ECLI:NL:GHARN:2003:AH8786
Gerechtshof Arnhem
- Eerste aanleg - meervoudig
- J.B.H. Röben
- M.C.M. de Kroon
- J.P.M. Kooijmans
- Rechtspraak.nl
Afwaardering lening door aandeelhouder aan vennootschap en de fiscale gevolgen
In deze zaak, behandeld door het Gerechtshof Arnhem op 22 mei 2003, staat de vraag centraal of een afwaardering van een lening, verstrekt door een aandeelhouder aan zijn vennootschap, ten laste van de winst kan worden gebracht. De belanghebbende, [X] B.V., had in 1996 en 1997 een bedrag van ƒ 50.000 geleend aan [D/2], de broer van de directeur en aandeelhouder [D]. Deze lening was bedoeld om het transportbedrijf van de broer te redden, dat in financiële problemen verkeerde. De lening werd echter niet onder zakelijke voorwaarden verstrekt; er waren geen schriftelijke overeenkomsten, geen rente en geen aflossingsschema, en er werden geen zekerheden gesteld. Na het faillissement van het transportbedrijf in 1997, heeft [X] B.V. de lening als oninbaar afgewaardeerd.
De Inspecteur van de Belastingdienst beschouwde de lening als een privé-aangelegenheid van de aandeelhouder en weigerde de afboeking als bedrijfslast. Het Hof oordeelde dat de Inspecteur voldoende feiten had aangedragen om aan te nemen dat de lening niet onder zakelijke voorwaarden was verstrekt. De argumenten van de belanghebbende, waaronder het idee dat de lening een zakelijk belang diende, werden door het Hof als ongeloofwaardig bestempeld. Het Hof concludeerde dat de lening op onzakelijke gronden was verstrekt en dat de afboeking van de vordering door de belanghebbende niet als bedrijfslast kon worden geaccepteerd.

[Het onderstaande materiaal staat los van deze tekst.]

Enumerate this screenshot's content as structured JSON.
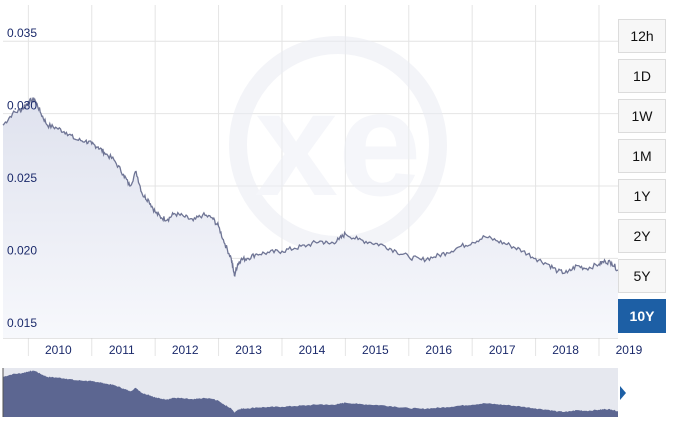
{
  "range_buttons": [
    {
      "label": "12h",
      "active": false
    },
    {
      "label": "1D",
      "active": false
    },
    {
      "label": "1W",
      "active": false
    },
    {
      "label": "1M",
      "active": false
    },
    {
      "label": "1Y",
      "active": false
    },
    {
      "label": "2Y",
      "active": false
    },
    {
      "label": "5Y",
      "active": false
    },
    {
      "label": "10Y",
      "active": true
    }
  ],
  "watermark": {
    "text": "xe"
  },
  "colors": {
    "line": "#6f7595",
    "area_top": "#dfe2ee",
    "area_bottom": "#f7f8fc",
    "navigator_fill": "#5c6691",
    "navigator_bg": "#e6e8ef",
    "active_button": "#1d5fa5",
    "tick_label": "#1b2a6b"
  },
  "chart_data": {
    "type": "area",
    "title": "",
    "xlabel": "",
    "ylabel": "",
    "x_ticks": [
      "2010",
      "2011",
      "2012",
      "2013",
      "2014",
      "2015",
      "2016",
      "2017",
      "2018",
      "2019"
    ],
    "y_ticks": [
      "0.015",
      "0.020",
      "0.025",
      "0.030",
      "0.035"
    ],
    "xlim": [
      2009.6,
      2019.3
    ],
    "ylim": [
      0.0145,
      0.0375
    ],
    "grid": true,
    "series": [
      {
        "x": [
          2009.6,
          2009.75,
          2009.9,
          2010.0,
          2010.1,
          2010.2,
          2010.3,
          2010.45,
          2010.6,
          2010.75,
          2010.9,
          2011.0,
          2011.1,
          2011.2,
          2011.35,
          2011.5,
          2011.6,
          2011.7,
          2011.8,
          2011.9,
          2012.0,
          2012.1,
          2012.2,
          2012.3,
          2012.45,
          2012.6,
          2012.75,
          2012.9,
          2013.0,
          2013.1,
          2013.2,
          2013.25,
          2013.3,
          2013.35,
          2013.45,
          2013.6,
          2013.8,
          2014.0,
          2014.2,
          2014.4,
          2014.6,
          2014.75,
          2014.9,
          2015.0,
          2015.2,
          2015.4,
          2015.6,
          2015.8,
          2016.0,
          2016.2,
          2016.4,
          2016.6,
          2016.8,
          2017.0,
          2017.2,
          2017.4,
          2017.6,
          2017.8,
          2018.0,
          2018.2,
          2018.35,
          2018.5,
          2018.65,
          2018.8,
          2019.0,
          2019.1,
          2019.2,
          2019.3
        ],
        "values": [
          0.0292,
          0.03,
          0.0303,
          0.0308,
          0.031,
          0.03,
          0.0292,
          0.029,
          0.0287,
          0.0282,
          0.0281,
          0.0279,
          0.0277,
          0.0273,
          0.0268,
          0.0258,
          0.025,
          0.026,
          0.0244,
          0.024,
          0.0232,
          0.0228,
          0.0227,
          0.0231,
          0.0229,
          0.0226,
          0.023,
          0.0228,
          0.0222,
          0.021,
          0.02,
          0.0188,
          0.0196,
          0.0199,
          0.02,
          0.0203,
          0.0204,
          0.0205,
          0.0207,
          0.0209,
          0.0212,
          0.021,
          0.0213,
          0.0217,
          0.0213,
          0.0211,
          0.0209,
          0.0205,
          0.0201,
          0.0199,
          0.0201,
          0.0204,
          0.0208,
          0.0211,
          0.0215,
          0.0212,
          0.0209,
          0.0205,
          0.02,
          0.0196,
          0.0191,
          0.019,
          0.0195,
          0.0193,
          0.0196,
          0.0198,
          0.0197,
          0.0192
        ]
      }
    ]
  }
}
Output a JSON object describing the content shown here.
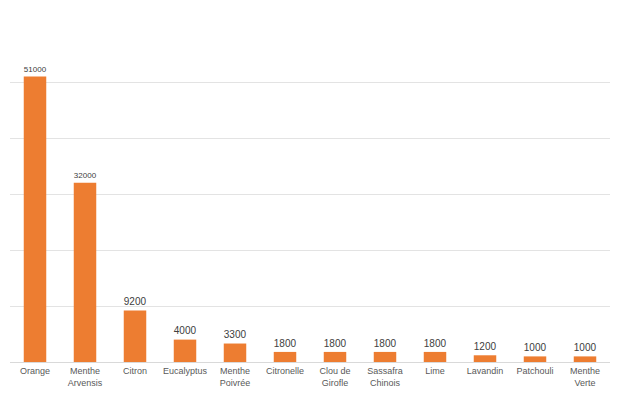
{
  "chart_data": {
    "type": "bar",
    "categories": [
      "Orange",
      "Menthe Arvensis",
      "Citron",
      "Eucalyptus",
      "Menthe Poivrée",
      "Citronelle",
      "Clou de Girofle",
      "Sassafra Chinois",
      "Lime",
      "Lavandin",
      "Patchouli",
      "Menthe Verte"
    ],
    "values": [
      51000,
      32000,
      9200,
      4000,
      3300,
      1800,
      1800,
      1800,
      1800,
      1200,
      1000,
      1000
    ],
    "color": "#ed7d31",
    "ylim": [
      0,
      60000
    ],
    "yticks": [
      0,
      10000,
      20000,
      30000,
      40000,
      50000,
      60000
    ],
    "grid": true,
    "data_labels": true,
    "tick_labels": "x"
  }
}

Uiteindelijk verklaarde het Gerechtshof het beroep van [X] B.V. ongegrond, zonder termen voor een kostenveroordeling. De uitspraak benadrukt het belang van zakelijke voorwaarden bij leningen tussen aandeelhouders en vennootschappen, en de fiscale gevolgen van het niet naleven van deze voorwaarden.